Pour les Herpesviridae, la
sérologie est surtout utile lorsqu’elle met en évidence une
séroconversion, ou pour déterminer le statut sérologique avant
greffe.
Le rapport LCR/sérum des titres d’anticorps est parfois utile
(HSV).
La sérologie n’a pas d’intérêt pour adénovirus, VRS ou les
virus BK et JC.
La mise en évidence d’une concentration d’interféron
supérieure à 0,5 mg/mL dans le LCR s’observe au cours des
méningoencéphalites herpétiques ; tous les virus n’ont pas la même
capacité à produire de l’interféron.
À l’inverse, chez le patient non
ID, une concentration élevée de procalcitonine plasmatique au cours
d’une méningite est évocateur d’atteinte bactérienne et élimine une
origine virale.
Enfin, la microscopie électronique, par exemple pour détection de
particules virales dans les selles au cours de gastroentérites à astrovirus, est rarement utilisée.
D - INFECTIONS PARASITAIRES :
La toxoplasmose, dont l’incidence reste inférieure à 0,5 %, est surtout
décrite dans les 6 mois suivant une greffe de CSH, avec un pic vers
le deuxième ou troisième mois.
Elle résulte dans 95 % des cas
de la réactivation d’une infection latente, et reste rarissime après
greffe si le receveur est séronégatif, même si le donneur est
séropositif.
Les facteurs de risque sont la séropositivité prégreffe, la
greffe allogénique et la MGCH.
Le tropisme de T. gondii est surtout
cérébral, responsable d’abcès ou d’encéphalites diffuses, mais aussi
volontiers disséminé, dans environ deux tiers des cas autopsiques,
envahissant les tissus pulmonaire ou cardiaque.
Une atteinte
pulmonaire isolée est possible.
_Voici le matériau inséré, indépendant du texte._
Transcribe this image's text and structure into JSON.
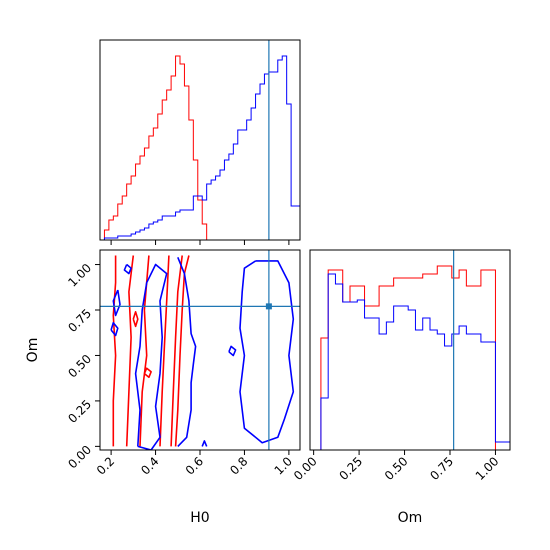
{
  "chart_data": {
    "type": "corner",
    "colors": {
      "series_a": "#ff0000",
      "series_b": "#0000ff",
      "truth": "#1f77b4"
    },
    "truth": {
      "H0": 0.91,
      "Om": 0.77
    },
    "axis_labels": {
      "H0": "H0",
      "Om": "Om"
    },
    "ticks": {
      "H0": [
        "0.2",
        "0.4",
        "0.6",
        "0.8",
        "1.0"
      ],
      "Om_bottom": [
        "0.00",
        "0.25",
        "0.50",
        "0.75",
        "1.00"
      ],
      "Om_left": [
        "0.00",
        "0.25",
        "0.50",
        "0.75",
        "1.00"
      ]
    },
    "ranges": {
      "H0": [
        0.15,
        1.05
      ],
      "Om": [
        -0.02,
        1.08
      ]
    },
    "hist_H0": {
      "edges": [
        0.15,
        0.17,
        0.19,
        0.21,
        0.23,
        0.25,
        0.27,
        0.29,
        0.31,
        0.33,
        0.35,
        0.37,
        0.39,
        0.41,
        0.43,
        0.45,
        0.47,
        0.49,
        0.51,
        0.53,
        0.55,
        0.57,
        0.59,
        0.61,
        0.63,
        0.65,
        0.67,
        0.69,
        0.71,
        0.73,
        0.75,
        0.77,
        0.79,
        0.81,
        0.83,
        0.85,
        0.87,
        0.89,
        0.91,
        0.93,
        0.95,
        0.97,
        0.99,
        1.01,
        1.03,
        1.05
      ],
      "series_a": [
        0,
        0.05,
        0.1,
        0.12,
        0.18,
        0.22,
        0.28,
        0.32,
        0.38,
        0.42,
        0.46,
        0.52,
        0.56,
        0.63,
        0.7,
        0.75,
        0.82,
        0.92,
        0.88,
        0.77,
        0.6,
        0.4,
        0.2,
        0.08,
        0,
        0,
        0,
        0,
        0,
        0,
        0,
        0,
        0,
        0,
        0,
        0,
        0,
        0,
        0,
        0,
        0,
        0,
        0,
        0,
        0
      ],
      "series_b": [
        0,
        0.01,
        0.01,
        0.01,
        0.02,
        0.02,
        0.02,
        0.03,
        0.04,
        0.05,
        0.06,
        0.08,
        0.09,
        0.1,
        0.12,
        0.12,
        0.12,
        0.14,
        0.15,
        0.15,
        0.15,
        0.22,
        0.22,
        0.2,
        0.28,
        0.3,
        0.32,
        0.35,
        0.4,
        0.43,
        0.48,
        0.55,
        0.55,
        0.6,
        0.66,
        0.73,
        0.78,
        0.83,
        0.84,
        0.84,
        0.9,
        0.92,
        0.68,
        0.17,
        0.17
      ]
    },
    "hist_Om": {
      "edges": [
        -0.02,
        0.04,
        0.08,
        0.12,
        0.16,
        0.2,
        0.24,
        0.28,
        0.32,
        0.36,
        0.4,
        0.44,
        0.48,
        0.52,
        0.56,
        0.6,
        0.64,
        0.68,
        0.72,
        0.76,
        0.8,
        0.84,
        0.88,
        0.92,
        0.96,
        1.0,
        1.04,
        1.08
      ],
      "series_a": [
        0,
        0.56,
        0.9,
        0.9,
        0.74,
        0.82,
        0.82,
        0.72,
        0.72,
        0.82,
        0.82,
        0.86,
        0.86,
        0.86,
        0.86,
        0.88,
        0.88,
        0.92,
        0.92,
        0.86,
        0.9,
        0.82,
        0.82,
        0.9,
        0.9,
        0.0,
        0.0
      ],
      "series_b": [
        0,
        0.26,
        0.88,
        0.83,
        0.74,
        0.74,
        0.75,
        0.66,
        0.66,
        0.58,
        0.64,
        0.72,
        0.72,
        0.7,
        0.6,
        0.66,
        0.6,
        0.58,
        0.52,
        0.58,
        0.62,
        0.58,
        0.58,
        0.54,
        0.54,
        0.04,
        0.04
      ]
    },
    "contours": {
      "series_a": [
        [
          [
            0.21,
            0.0
          ],
          [
            0.21,
            0.25
          ],
          [
            0.22,
            0.5
          ],
          [
            0.21,
            0.72
          ],
          [
            0.22,
            0.9
          ],
          [
            0.22,
            1.05
          ]
        ],
        [
          [
            0.27,
            0.0
          ],
          [
            0.28,
            0.3
          ],
          [
            0.29,
            0.6
          ],
          [
            0.28,
            0.85
          ],
          [
            0.3,
            1.05
          ]
        ],
        [
          [
            0.33,
            0.0
          ],
          [
            0.34,
            0.3
          ],
          [
            0.36,
            0.5
          ],
          [
            0.35,
            0.75
          ],
          [
            0.37,
            1.05
          ]
        ],
        [
          [
            0.42,
            0.0
          ],
          [
            0.43,
            0.3
          ],
          [
            0.44,
            0.55
          ],
          [
            0.45,
            0.8
          ],
          [
            0.46,
            1.05
          ]
        ],
        [
          [
            0.47,
            0.0
          ],
          [
            0.48,
            0.3
          ],
          [
            0.49,
            0.6
          ],
          [
            0.5,
            0.85
          ],
          [
            0.52,
            1.05
          ]
        ],
        [
          [
            0.49,
            0.0
          ],
          [
            0.5,
            0.2
          ],
          [
            0.51,
            0.5
          ],
          [
            0.52,
            0.75
          ],
          [
            0.53,
            0.95
          ],
          [
            0.55,
            1.05
          ]
        ],
        [
          [
            0.3,
            0.7
          ],
          [
            0.31,
            0.66
          ],
          [
            0.32,
            0.7
          ],
          [
            0.31,
            0.74
          ],
          [
            0.3,
            0.7
          ]
        ],
        [
          [
            0.35,
            0.4
          ],
          [
            0.37,
            0.38
          ],
          [
            0.38,
            0.41
          ],
          [
            0.36,
            0.43
          ],
          [
            0.35,
            0.4
          ]
        ]
      ],
      "series_b": [
        [
          [
            0.23,
            0.86
          ],
          [
            0.21,
            0.8
          ],
          [
            0.22,
            0.72
          ],
          [
            0.24,
            0.78
          ],
          [
            0.23,
            0.86
          ]
        ],
        [
          [
            0.2,
            0.64
          ],
          [
            0.22,
            0.61
          ],
          [
            0.23,
            0.65
          ],
          [
            0.21,
            0.68
          ],
          [
            0.2,
            0.64
          ]
        ],
        [
          [
            0.32,
            0.0
          ],
          [
            0.33,
            0.2
          ],
          [
            0.31,
            0.4
          ],
          [
            0.33,
            0.55
          ],
          [
            0.34,
            0.75
          ],
          [
            0.36,
            0.9
          ],
          [
            0.4,
            1.0
          ],
          [
            0.45,
            0.95
          ],
          [
            0.42,
            0.8
          ],
          [
            0.43,
            0.6
          ],
          [
            0.42,
            0.4
          ],
          [
            0.4,
            0.22
          ],
          [
            0.42,
            0.05
          ],
          [
            0.38,
            -0.02
          ],
          [
            0.32,
            0.0
          ]
        ],
        [
          [
            0.5,
            1.04
          ],
          [
            0.53,
            0.95
          ],
          [
            0.55,
            0.8
          ],
          [
            0.56,
            0.62
          ],
          [
            0.58,
            0.55
          ],
          [
            0.57,
            0.45
          ],
          [
            0.56,
            0.35
          ],
          [
            0.56,
            0.2
          ],
          [
            0.54,
            0.05
          ],
          [
            0.5,
            0.0
          ]
        ],
        [
          [
            0.85,
            1.02
          ],
          [
            0.8,
            0.98
          ],
          [
            0.79,
            0.85
          ],
          [
            0.78,
            0.65
          ],
          [
            0.8,
            0.5
          ],
          [
            0.78,
            0.3
          ],
          [
            0.8,
            0.1
          ],
          [
            0.88,
            0.02
          ],
          [
            0.95,
            0.05
          ],
          [
            0.98,
            0.15
          ],
          [
            1.02,
            0.3
          ],
          [
            1.0,
            0.5
          ],
          [
            1.02,
            0.7
          ],
          [
            1.0,
            0.9
          ],
          [
            0.95,
            1.02
          ],
          [
            0.85,
            1.02
          ]
        ],
        [
          [
            0.27,
            1.0
          ],
          [
            0.29,
            0.98
          ],
          [
            0.28,
            0.95
          ],
          [
            0.26,
            0.97
          ],
          [
            0.27,
            1.0
          ]
        ],
        [
          [
            0.61,
            0.0
          ],
          [
            0.62,
            0.03
          ],
          [
            0.63,
            0.0
          ]
        ],
        [
          [
            0.73,
            0.52
          ],
          [
            0.75,
            0.5
          ],
          [
            0.76,
            0.53
          ],
          [
            0.74,
            0.55
          ],
          [
            0.73,
            0.52
          ]
        ]
      ]
    }
  }
}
Les sérologies sont peu
contributives chez l’ID.
Le diagnostic est basé sur les constatations scanographiques, ou la mise en évidence de T. gondii dans le LCR,
le sang, le liquide de lavage alvéolaire, ou les prélèvements
biopsiques : visualisation des tachyzoïtes par coloration de Giemsa,
IF directe, surtout PCR-ADN.
Le traitement repose sur l’association
de sulfadiazine, ou clindamycine, et pyriméthamine.
Le pronostic
est extrêmement péjoratif.
La fréquence de la toxoplasmose et de la pneumocystose a nettement
diminué depuis la mise en oeuvre de mesures prophylactiques
communes.
Une prophylaxie par cotrimoxazole ou
sulfadiazine/pyriméthamine n’exclut cependant pas la survenue
d’une toxoplasmose.
La sulfadoxine pourrait être supérieure à la
sulfadiazine dans ce cadre.
L’anguillulose est favorisée par l’ID, en particulier la corticothérapie.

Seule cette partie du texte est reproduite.